CFHE Testimony at the U.S. Department of Education’s Hearing on President Obama’s Plan for Higher Education

CFHE

Wednesday, November 6, 2013

California State University, Dominguez Hills

Good afternoon. My name is Vivian Price, and I am speaking today representing the Campaign for the Future of Higher Education.

We thank the President and the Department of Education for holding these hearings where such a variety of voices can be heard.

Our organization, C-F-H-E, for short, represents 65 higher education faculty and staff organizations from Hawaii to New York and from Minnesota to Florida. We appreciate the chance to share our perspective based on experience with students on campuses all around the country.

We would like to focus our comments on three issues addressed in the President’s plan.

The first is a topic too often dismissed in discussions about the future of higher education–the shameful state of public funding for higher education in our country today.

We appreciate the fact that the White House’s fact sheet released on August 22, 2013 noted that “declining state funding has been the biggest reason for rising tuition at public institutions.” We agree, and we believe that any plan to rescue college affordability simply must start by facing harsh facts such as these:

Between 2008 and 2013, state funding for higher education as a percentage of state personal income declined by 22.6%;

States have cut their annual investment in higher education by nearly half since 1980 (February 2013 report from Postsecondary Education Opportunity);

Unless current trends change, many states are literally in a “Race to Zero” in funding higher education.

We urge the President to provide leadership in facing the social cost we are paying for accepting decreased funding for higher education as the “new normal” in America.

Our current situation is not normal, and it is not our only option.

As three reports by the Campaign for the Future of Higher Education detail (http://futureofhighered.org/funding-higher-education-the-search-for-possibilities/#more-353), reasonable alternatives do exist.
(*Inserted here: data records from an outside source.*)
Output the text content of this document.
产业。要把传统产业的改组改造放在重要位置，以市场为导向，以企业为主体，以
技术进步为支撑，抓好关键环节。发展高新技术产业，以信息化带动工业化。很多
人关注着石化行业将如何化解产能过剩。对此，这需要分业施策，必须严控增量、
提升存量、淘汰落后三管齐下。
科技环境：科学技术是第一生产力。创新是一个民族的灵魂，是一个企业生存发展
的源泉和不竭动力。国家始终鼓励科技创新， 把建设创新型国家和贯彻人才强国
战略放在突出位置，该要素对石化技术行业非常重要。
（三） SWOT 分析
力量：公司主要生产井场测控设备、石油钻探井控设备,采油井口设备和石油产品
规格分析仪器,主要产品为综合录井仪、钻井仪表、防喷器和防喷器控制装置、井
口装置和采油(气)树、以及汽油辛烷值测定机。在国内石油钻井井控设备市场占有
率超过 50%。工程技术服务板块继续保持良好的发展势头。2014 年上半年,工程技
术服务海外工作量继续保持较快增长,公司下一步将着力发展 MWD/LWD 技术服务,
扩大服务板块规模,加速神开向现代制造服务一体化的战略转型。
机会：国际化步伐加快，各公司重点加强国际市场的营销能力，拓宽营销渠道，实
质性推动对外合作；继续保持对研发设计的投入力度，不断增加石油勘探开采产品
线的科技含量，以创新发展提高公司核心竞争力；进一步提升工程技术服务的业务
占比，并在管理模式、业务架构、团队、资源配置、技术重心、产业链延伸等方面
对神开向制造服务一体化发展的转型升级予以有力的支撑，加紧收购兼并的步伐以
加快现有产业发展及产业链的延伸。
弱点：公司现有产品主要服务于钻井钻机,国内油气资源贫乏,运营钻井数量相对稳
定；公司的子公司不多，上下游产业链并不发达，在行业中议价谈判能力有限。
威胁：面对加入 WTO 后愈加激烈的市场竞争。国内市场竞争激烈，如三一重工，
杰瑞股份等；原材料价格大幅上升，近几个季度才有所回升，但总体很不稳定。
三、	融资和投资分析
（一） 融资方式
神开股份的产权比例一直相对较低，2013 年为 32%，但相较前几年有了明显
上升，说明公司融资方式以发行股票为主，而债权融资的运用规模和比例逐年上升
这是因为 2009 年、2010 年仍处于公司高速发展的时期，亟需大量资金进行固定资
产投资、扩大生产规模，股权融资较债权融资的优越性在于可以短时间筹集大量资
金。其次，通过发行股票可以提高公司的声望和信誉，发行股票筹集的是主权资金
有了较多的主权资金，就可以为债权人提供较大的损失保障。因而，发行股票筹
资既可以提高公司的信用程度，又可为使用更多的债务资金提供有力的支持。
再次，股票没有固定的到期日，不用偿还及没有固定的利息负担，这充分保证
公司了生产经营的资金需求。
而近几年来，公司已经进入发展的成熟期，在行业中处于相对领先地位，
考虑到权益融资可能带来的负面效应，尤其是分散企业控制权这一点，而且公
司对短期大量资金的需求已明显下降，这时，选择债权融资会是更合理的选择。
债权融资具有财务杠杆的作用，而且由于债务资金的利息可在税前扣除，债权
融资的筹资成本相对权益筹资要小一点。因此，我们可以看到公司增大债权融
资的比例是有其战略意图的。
The bottom line in our reports is this: it would take only a relatively small commitment of resources to restore higher education funding to previous norms. But we need the President and the Department of Education’s leadership to get these alternatives on the table for consideration.
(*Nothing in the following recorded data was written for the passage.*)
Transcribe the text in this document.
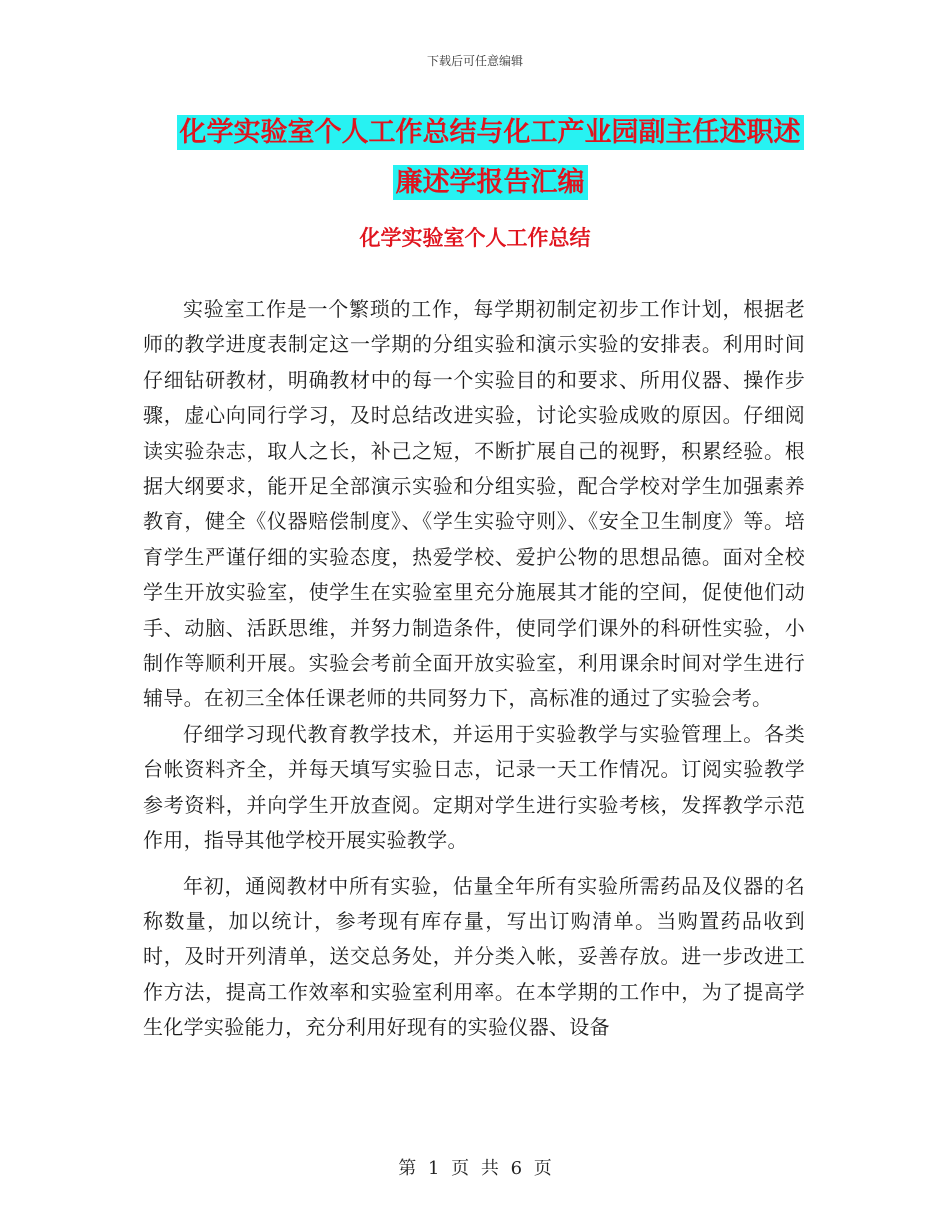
下载后可任意编辑
化学实验室个人工作总结与化工产业园副主任述职述
廉述学报告汇编
化学实验室个人工作总结

实验室工作是一个繁琐的工作，每学期初制定初步工作计划，根据老师的教学进度表制定这一学期的分组实验和演示实验的安排表。利用时间仔细钻研教材，明确教材中的每一个实验目的和要求、所用仪器、操作步骤，虚心向同行学习，及时总结改进实验，讨论实验成败的原因。仔细阅读实验杂志，取人之长，补己之短，不断扩展自己的视野，积累经验。根据大纲要求，能开足全部演示实验和分组实验，配合学校对学生加强素养教育，健全《仪器赔偿制度》、《学生实验守则》、《安全卫生制度》等。培育学生严谨仔细的实验态度，热爱学校、爱护公物的思想品德。面对全校学生开放实验室，使学生在实验室里充分施展其才能的空间，促使他们动手、动脑、活跃思维，并努力制造条件，使同学们课外的科研性实验，小制作等顺利开展。实验会考前全面开放实验室，利用课余时间对学生进行辅导。在初三全体任课老师的共同努力下，高标准的通过了实验会考。

仔细学习现代教育教学技术，并运用于实验教学与实验管理上。各类台帐资料齐全，并每天填写实验日志，记录一天工作情况。订阅实验教学参考资料，并向学生开放查阅。定期对学生进行实验考核，发挥教学示范作用，指导其他学校开展实验教学。

年初，通阅教材中所有实验，估量全年所有实验所需药品及仪器的名称数量，加以统计，参考现有库存量，写出订购清单。当购置药品收到时，及时开列清单，送交总务处，并分类入帐，妥善存放。进一步改进工作方法，提高工作效率和实验室利用率。在本学期的工作中，为了提高学生化学实验能力，充分利用好现有的实验仪器、设备

第 1 页 共 6 页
A second area of concern for us involves the administration’s emphasis and apparent uncritical endorsement of MOOCs and online technology as solutions to the problems of access and costs in higher education problems.

Nowhere, for instance, have we seen acknowledgment of the dismal completion rates in MOOCs or the demographics of those who are successful in those courses. That students who already have degrees are vastly over-represented among MOOC completers should raise the question whether that format is best-suited for many students desperately in search of a degree.
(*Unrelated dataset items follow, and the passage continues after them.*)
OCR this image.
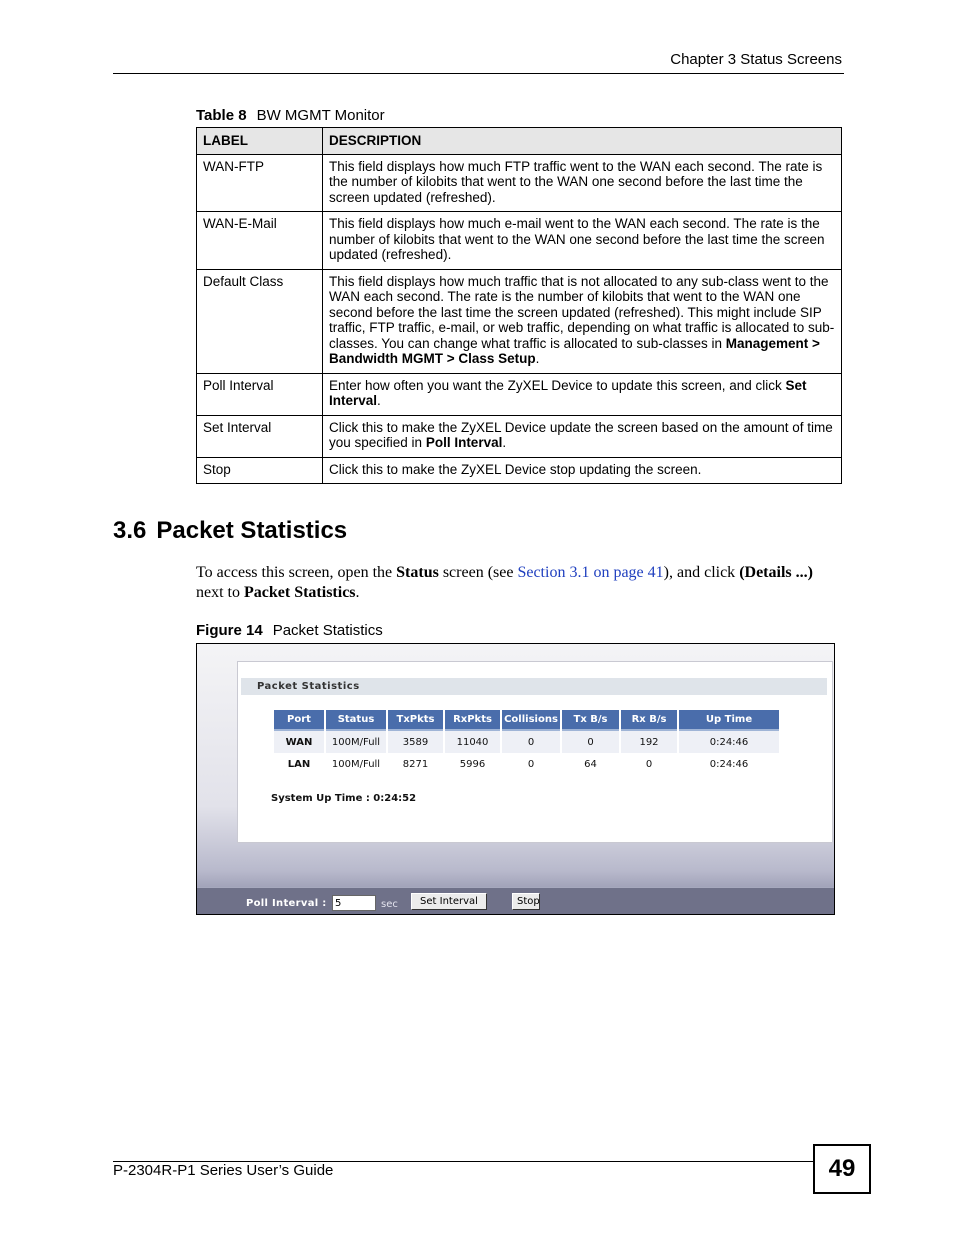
Chapter 3 Status Screens
Table 8 BW MGMT Monitor
LABEL	DESCRIPTION
WAN-FTP	This field displays how much FTP traffic went to the WAN each second. The rate is the number of kilobits that went to the WAN one second before the last time the screen updated (refreshed).
WAN-E-Mail	This field displays how much e-mail went to the WAN each second. The rate is the number of kilobits that went to the WAN one second before the last time the screen updated (refreshed).
Default Class	This field displays how much traffic that is not allocated to any sub-class went to the WAN each second. The rate is the number of kilobits that went to the WAN one second before the last time the screen updated (refreshed). This might include SIP traffic, FTP traffic, e-mail, or web traffic, depending on what traffic is allocated to sub-classes. You can change what traffic is allocated to sub-classes in Management > Bandwidth MGMT > Class Setup.
Poll Interval	Enter how often you want the ZyXEL Device to update this screen, and click Set Interval.
Set Interval	Click this to make the ZyXEL Device update the screen based on the amount of time you specified in Poll Interval.
Stop	Click this to make the ZyXEL Device stop updating the screen.
3.6 Packet Statistics
To access this screen, open the Status screen (see Section 3.1 on page 41), and click (Details ...) next to Packet Statistics.
Figure 14 Packet Statistics
Packet Statistics
Port	Status	TxPkts	RxPkts	Collisions	Tx B/s	Rx B/s	Up Time
WAN	100M/Full	3589	11040	0	0	192	0:24:46
LAN	100M/Full	8271	5996	0	64	0	0:24:46
System Up Time : 0:24:52
Poll Interval :
5	sec	Set Interval	Stop
P-2304R-P1 Series User’s Guide	49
We review the research on these and other issues related to MOOCs and online higher education in another series of papers released over the last several weeks. Those three papers can be found on our website at http://futureofhighered.org/workingpapers/.  In those papers we examine how the realities of the digital divide make basic access to online courses much more problematic for some groups. In fact, substantial evidence shows that the digital divide remains a reality for the very students that online promoters claim they want to reach— low-income students, students of color, and academically underprepared students.

Along with a digital divide, there is growing research showing that these same students experience an online achievement gap. While studies show that students, in general, experience reduced performance in online settings, some groups of students—community college students, students of color, less well-prepared students—experience significantly higher withdrawal rates and poorer performance than in face-to-face classes.

Research repeatedly demonstrates that online courses work best for students who are academically and technologically well-prepared, mature, and highly motivated.  For most American students, who are increasingly diverse, low-income, and academically less prepared for the rigors of collegiate study, an uncritical rush to “online everything” may, despite the promise, ultimately provide only access to failure.

A third area of concern for us involves the proposals to tie student aid funding to graduation rates and other measures. As others have also pointed out, tying funding to graduation rates has the potential for very negative unintended consequences. To protect their “ratings,” colleges could simply decrease standards or screen out less prepared applicants to increase their ratings, as we have seen some K-12 schools do when faced with similar incentives.

While matriculating and graduating more of our college-age population is certainly a worthy goal, quantitative measurements of success can often oversimplify a complex process and could wind up exacerbating current inequities. We must be sure to support and develop those institutions that promote social equality by serving less-advantaged student populations even in the face of ever-shrinking resources.

Let me end by emphasizing that the Campaign for the Future of Higher Education, and (we believe) the vast majority of faculty and staff in higher education, hunger for change that will expand opportunities for a rich college experience and that will enable us to better prepare students for full participation in our democratic society. We look forward to working toward that goal as we also work to preserve the diversity and freedom that have made the American higher education system the envy of the world.